Es klingelte, klingelte an der Wohnungstür, nicht unten. Er richtete sich auf, der Klingelton war anders, die Müllabfuhr würde
unten klingeln, er konnte sich an keinen Aushang erinnern, kein Stromablesedienst, keine Handwerker. Ein Nachbar, ein Nachbar
konnte es sein. Wollte sich vielleicht über den Lärm der letzten Nacht beschweren. Kurz vor elf zeigte der Wecker, wütend
stieß er die Decke weg, trat sie mit den Füßen zum Bettende. Polternd fiel etwas auf die Dielen, er beugte sich vor, neben
dem Bett lag der Fleischklopfer. Frau Potulski hatte ihn nicht geweckt. Er schob die Füße in die Pantoffeln, seine Füße hielten
inne, sie war weg. Sie hatte ihn nicht geweckt, weil sie weg war, ihm wurde kalt. Die Haustür. Er hatte die Haustür abgeschlossen,
er hob das Kopfkissen, sie waren noch da, beide Schlüsselbunde glänzten metallisch auf dem Laken. Er atmete aus, lang und
mit einem Laut, der wie ein Seufzen klang, fühlte, wie sein Brustkorb sich senkte, seine Muskeln sich entspannten.

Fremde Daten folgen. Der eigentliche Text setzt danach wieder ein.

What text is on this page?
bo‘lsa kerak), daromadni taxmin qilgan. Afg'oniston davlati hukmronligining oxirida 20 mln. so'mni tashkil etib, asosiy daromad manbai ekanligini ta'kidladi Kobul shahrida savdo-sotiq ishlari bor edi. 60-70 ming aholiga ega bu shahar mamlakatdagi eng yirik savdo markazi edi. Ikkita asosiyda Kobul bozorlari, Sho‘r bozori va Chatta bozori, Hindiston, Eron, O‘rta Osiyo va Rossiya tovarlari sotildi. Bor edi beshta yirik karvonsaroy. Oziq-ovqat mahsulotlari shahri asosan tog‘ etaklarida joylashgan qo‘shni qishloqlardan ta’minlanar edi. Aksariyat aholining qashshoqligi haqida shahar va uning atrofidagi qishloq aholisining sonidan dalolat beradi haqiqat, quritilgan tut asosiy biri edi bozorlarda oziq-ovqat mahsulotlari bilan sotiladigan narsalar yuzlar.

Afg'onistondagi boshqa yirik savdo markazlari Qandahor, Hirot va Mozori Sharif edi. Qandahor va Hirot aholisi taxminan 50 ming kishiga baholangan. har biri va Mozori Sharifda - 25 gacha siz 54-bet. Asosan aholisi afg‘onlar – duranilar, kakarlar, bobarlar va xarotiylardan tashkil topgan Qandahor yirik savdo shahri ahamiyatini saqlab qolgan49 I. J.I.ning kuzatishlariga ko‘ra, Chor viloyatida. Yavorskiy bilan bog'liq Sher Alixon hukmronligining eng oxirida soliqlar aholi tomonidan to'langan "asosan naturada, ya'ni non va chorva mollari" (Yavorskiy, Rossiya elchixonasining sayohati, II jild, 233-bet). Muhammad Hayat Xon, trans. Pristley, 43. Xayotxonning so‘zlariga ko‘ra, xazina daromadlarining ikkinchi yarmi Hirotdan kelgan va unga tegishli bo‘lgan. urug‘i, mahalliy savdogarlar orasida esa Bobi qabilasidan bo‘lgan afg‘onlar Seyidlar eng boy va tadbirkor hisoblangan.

Es klingelte erneut, er konnte Frau Potulskis Stimme hören, sie sprach mit jemandem, einem Mann. Frau Potulski hatte versucht,
ihn zu töten, er musste auf der Hut sein. Sein Körper fühlte sich normal an, er fuhr sich über die Oberlippe, sie kribbelte
nicht. Er zog den |190| Bademantel über, konnte hören, wie sie versuchte, die Haustür zu öffnen, an der Klinke rüttelte.
»Hermann«, rief sie. Die Schlüssel lagen unter dem Kopfkissen, er versuchte, den Stuhl leise zur Seite zu schieben, so, dass
sie es im Flur nicht hören konnte.
»Hermann«, sie klang ungeduldig, die Stuhlbeine schrammten hölzern über die Dielen, er schloss die Schlafzimmertür auf. Sie
hatte beide Hände in die Hüften gestemmt, den Kopf schief gelegt, öffnete den Mund, um etwas zu sagen. Ihre Augen waren geschlossen.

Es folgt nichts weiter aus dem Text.